Des vidéos personnalisées

Le concept d'Aive est de partir de la matière première réalisée par les marques ou leurs agences, et de proposer ensuite des vidéos adaptées aux usages (mobile, tablette ou desktop). La technologie, grâce à l'intelligence artificielle, permettra aussi de personnaliser ces vidéos en fonction du destinataire, selon son âge, son sexe ou encore sa localisation.

« Mais nous pouvons aussi aller plus loin, poursuit Olivier Reynaud. Plusieurs centaines de variantes du même film pourront être proposées à la bonne personne, au bon moment. Les marques ne pouvaient pas jusqu'ici créer des films pour tout leur catalogue, ce sera possible avec Aive. »

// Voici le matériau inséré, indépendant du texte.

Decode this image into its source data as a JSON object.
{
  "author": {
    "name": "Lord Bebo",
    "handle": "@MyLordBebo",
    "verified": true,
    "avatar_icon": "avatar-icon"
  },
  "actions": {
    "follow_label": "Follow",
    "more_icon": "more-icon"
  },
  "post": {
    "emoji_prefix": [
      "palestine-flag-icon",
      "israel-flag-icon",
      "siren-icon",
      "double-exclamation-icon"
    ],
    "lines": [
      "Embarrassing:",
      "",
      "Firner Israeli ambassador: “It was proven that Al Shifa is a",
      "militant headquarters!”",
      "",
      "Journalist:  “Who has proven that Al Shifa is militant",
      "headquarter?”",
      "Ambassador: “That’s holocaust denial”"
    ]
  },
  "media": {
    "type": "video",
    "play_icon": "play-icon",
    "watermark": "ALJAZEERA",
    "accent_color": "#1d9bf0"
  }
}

15 recrutements à Montpellier

Aive développe actuellement sa technologie dans les locaux du BIC de Montpellier et lance un plan de recrutement important d'une quinzaine de développeurs.

« C'est ma troisième société, je connais bien l'écosystème montpelliérain qui est de plus en plus fort. Je suis convaincu que la qualité de vie offerte par la ville est compatible avec les exigences des métiers techniques, et c'est aussi un argument pour le recrutement. »

La start-up, qui a aussi des bureaux commerciaux à Paris, espère lancer sa commercialisation début 2020 à l'international.